At that time, I was living in the Latino program house [at Wesleyan University]. It was called La Casa de Albizu Campos, and it was on-campus housing. At Wesleyan, there’s a program house for every kind of cultural affinity. To get into La Casa, you needed to write an essay about how you plan to serve the Latino community at Wesleyan. My entrance was the arts. I was, I think, the only art major in my house. I was there with engineering majors and math majors. But we were all first-generation or second-generation Latino kids. I didn’t have that experience in high school. And suddenly I had friends who were really just like me in that we were as fluent in some things — Marc Anthony, the TV we grew up with, Walter Mercado — as we were with mainstream American culture.
I think that was a big part of me being able to access more of myself in my writing. Everything I’d written prior to then kind of sounded like [Rent composer] Jonathan Larson, kind of musical theater-ish, rock-ish stuff. But I didn’t bring my culture to it or any of my heritage to it.

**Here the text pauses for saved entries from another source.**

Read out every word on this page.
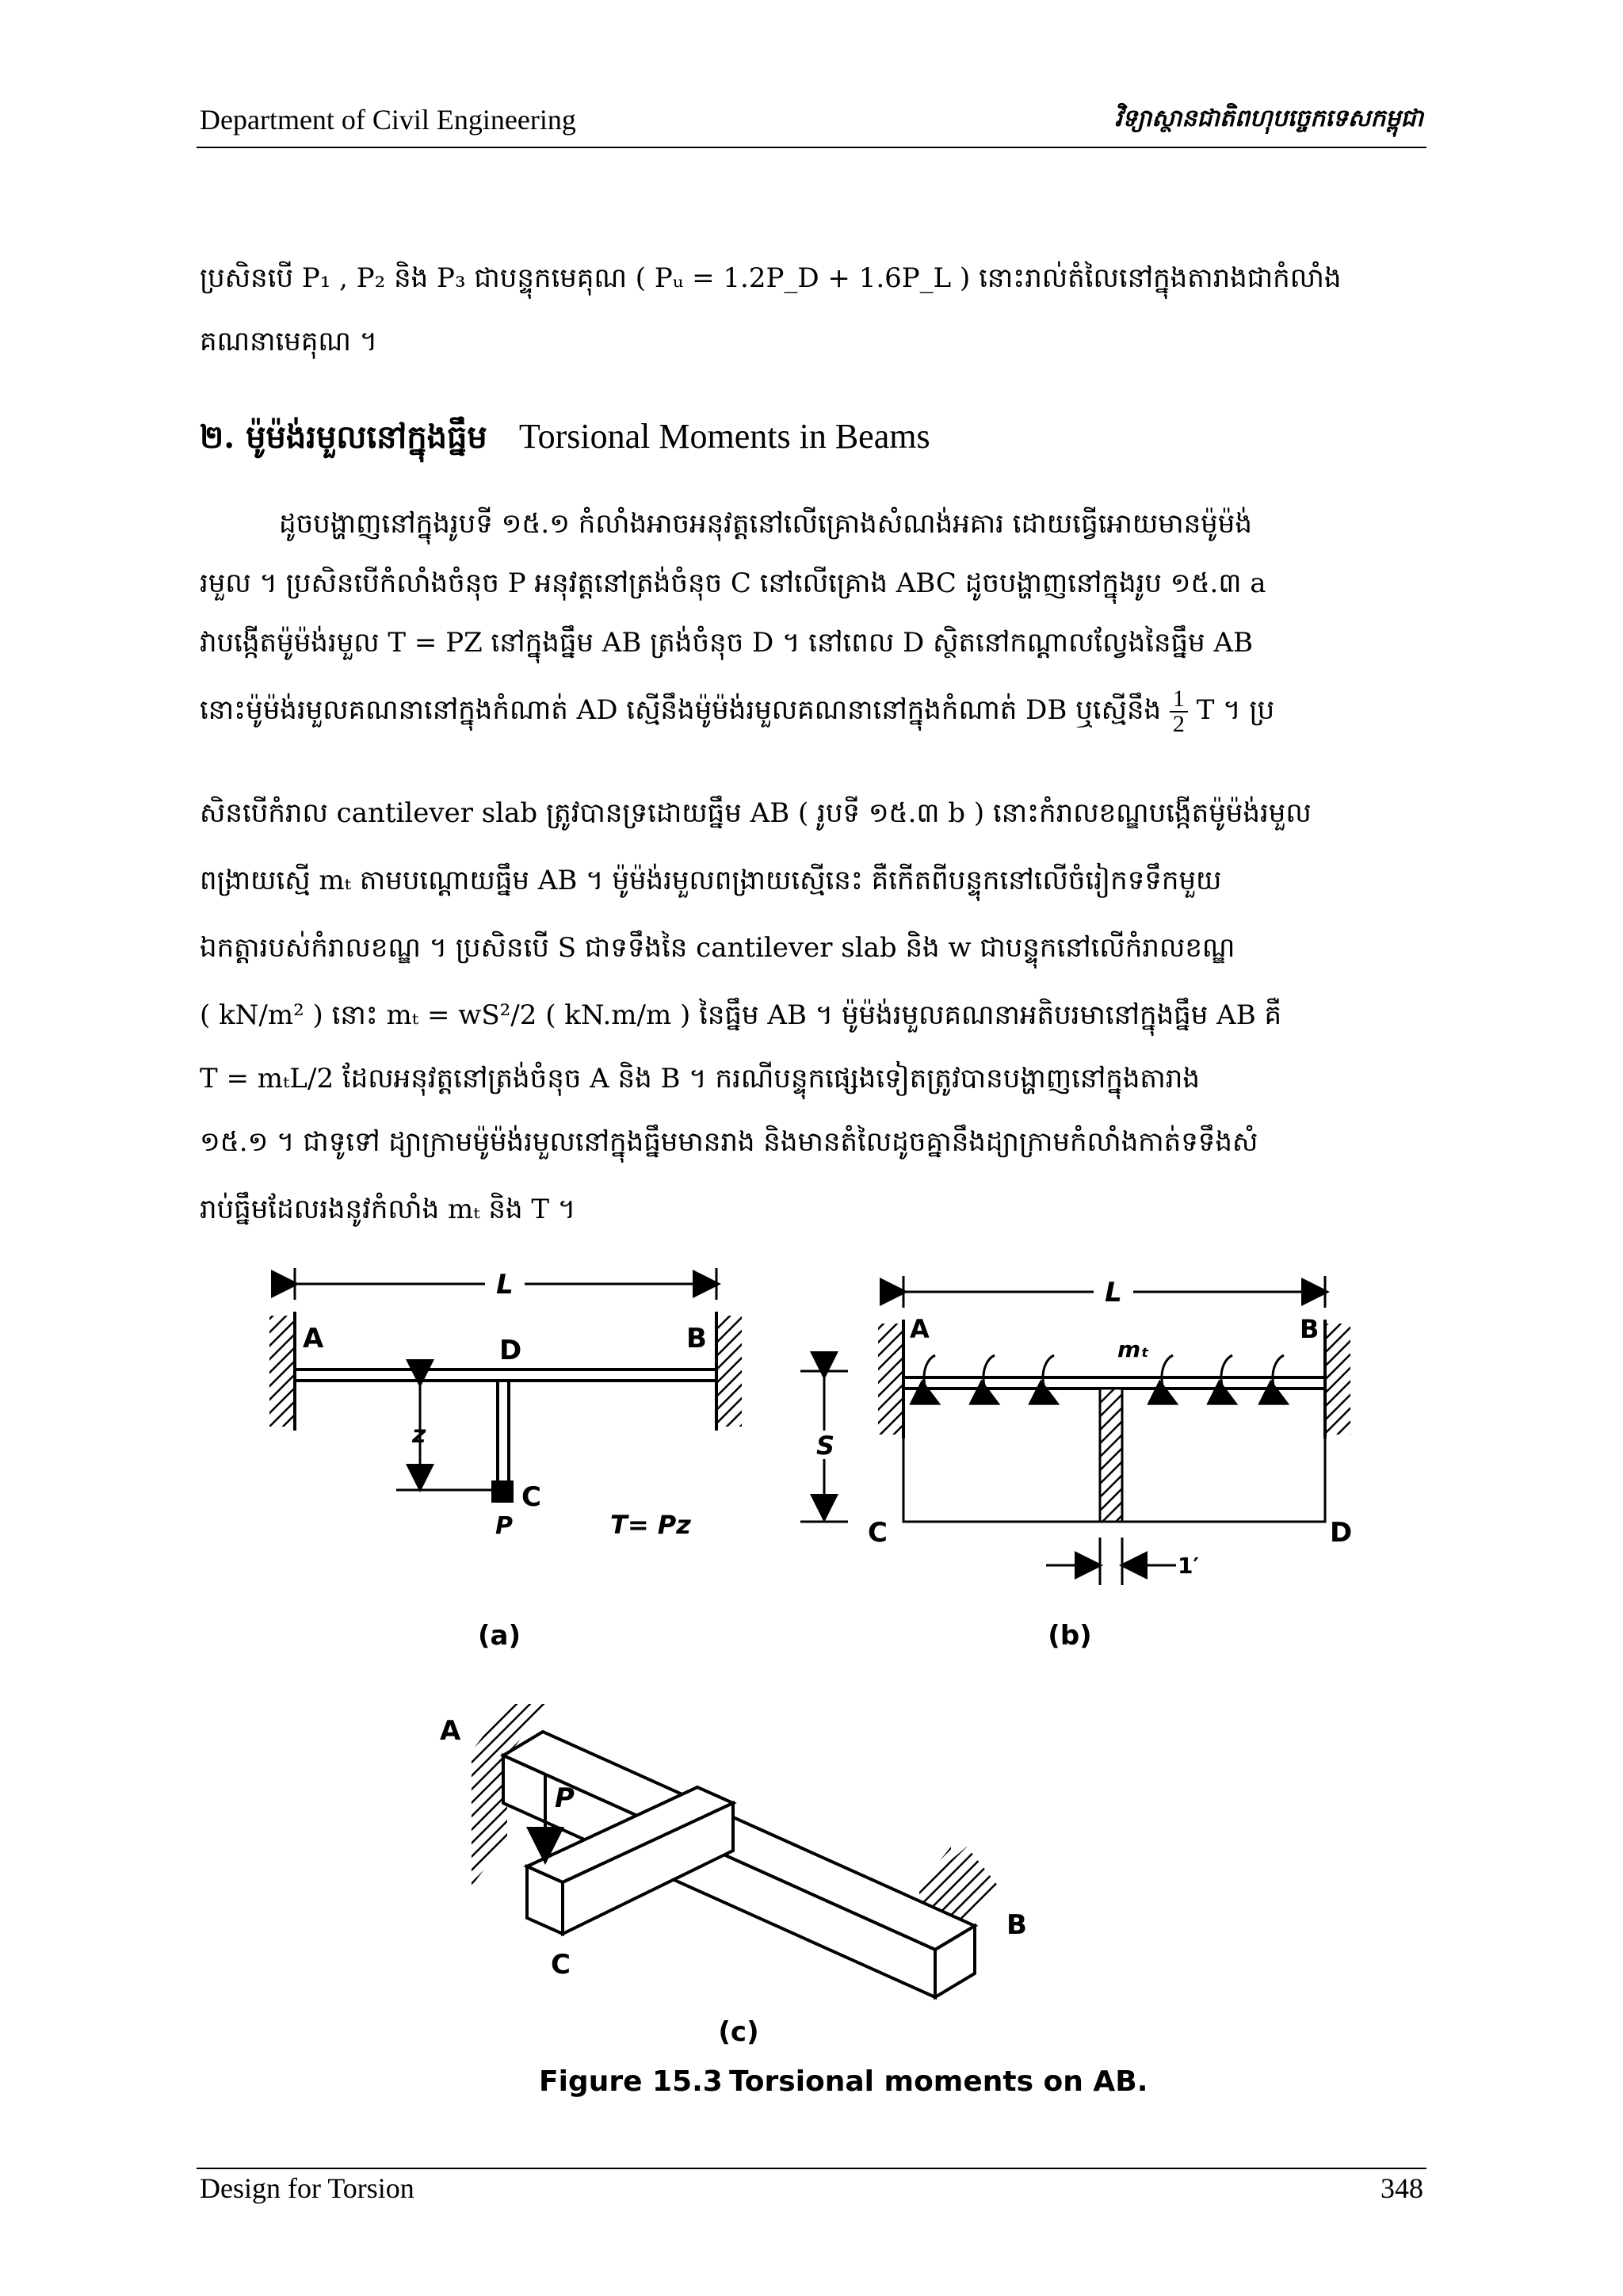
Department of Civil Engineering	វិទ្យាស្ថានជាតិពហុបច្ចេកទេសកម្ពុជា
ប្រសិនបើ P₁ , P₂ និង P₃ ជាបន្ទុកមេគុណ ( Pᵤ = 1.2P_D + 1.6P_L ) នោះរាល់តំលៃនៅក្នុងតារាងជាកំលាំង
គណនាមេគុណ ។
២. ម៉ូម៉ង់រមួលនៅក្នុងធ្នឹម Torsional Moments in Beams
ដូចបង្ហាញនៅក្នុងរូបទី ១៥.១ កំលាំងអាចអនុវត្តនៅលើគ្រោងសំណង់អគារ ដោយធ្វើអោយមានម៉ូម៉ង់
រមួល ។ ប្រសិនបើកំលាំងចំនុច P អនុវត្តនៅត្រង់ចំនុច C នៅលើគ្រោង ABC ដូចបង្ហាញនៅក្នុងរូប ១៥.៣ a
វាបង្កើតម៉ូម៉ង់រមួល T = PZ នៅក្នុងធ្នឹម AB ត្រង់ចំនុច D ។ នៅពេល D ស្ថិតនៅកណ្តាលល្វែងនៃធ្នឹម AB
នោះម៉ូម៉ង់រមួលគណនានៅក្នុងកំណាត់ AD ស្មើនឹងម៉ូម៉ង់រមួលគណនានៅក្នុងកំណាត់ DB ឬស្មើនឹង $\frac{1}{2}$ T ។ ប្រ
សិនបើកំរាល cantilever slab ត្រូវបានទ្រដោយធ្នឹម AB ( រូបទី ១៥.៣ b ) នោះកំរាលខណ្ឌបង្កើតម៉ូម៉ង់រមួល
ពង្រាយស្មើ mₜ តាមបណ្តោយធ្នឹម AB ។ ម៉ូម៉ង់រមួលពង្រាយស្មើនេះ គឺកើតពីបន្ទុកនៅលើចំរៀកទទឹកមួយ
ឯកត្តារបស់កំរាលខណ្ឌ ។ ប្រសិនបើ S ជាទទឹងនៃ cantilever slab និង w ជាបន្ទុកនៅលើកំរាលខណ្ឌ
( kN/m² ) នោះ mₜ = wS²/2 ( kN.m/m ) នៃធ្នឹម AB ។ ម៉ូម៉ង់រមួលគណនាអតិបរមានៅក្នុងធ្នឹម AB គឺ
T = mₜL/2 ដែលអនុវត្តនៅត្រង់ចំនុច A និង B ។ ករណីបន្ទុកផ្សេងទៀតត្រូវបានបង្ហាញនៅក្នុងតារាង
១៥.១ ។ ជាទូទៅ ដ្យាក្រាមម៉ូម៉ង់រមួលនៅក្នុងធ្នឹមមានរាង និងមានតំលៃដូចគ្នានឹងដ្យាក្រាមកំលាំងកាត់ទទឹងសំ
រាប់ធ្នឹមដែលរងនូវកំលាំង mₜ និង T ។
L
A	B
D
C
P
z
T= Pz
(a)
L
A	B
mₜ
S
C	D
1′
(b)
P
A
B
C
(c)
Figure 15.3 Torsional moments on AB.
Design for Torsion	348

Living in that house, I realized, “Oh, there’s more out there like me. I just needed to write the truest version of what I know.” This was in 1999 or 2000, at the time of the first Latin pop boom. Ricky Martin, “Cup of Life.” Marc Anthony singing in English for the first time. Enrique Iglesias, “Bailamos.” I’m watching all these incredibly talented Latin guys. But they’re all incredibly hot Latin guys, and I was like, “That’s not me.”
I had directed West Side Story at my high school years before and realized that there was nothing in the musical theater canon that played to any of my strengths. So it was like, “Let me write what is missing.” Then I had all of these other forces pushing on me that led to In the Heights. Can we talk about ourselves with love? Can we talk about our neighborhoods? And have a fully Latino cast?”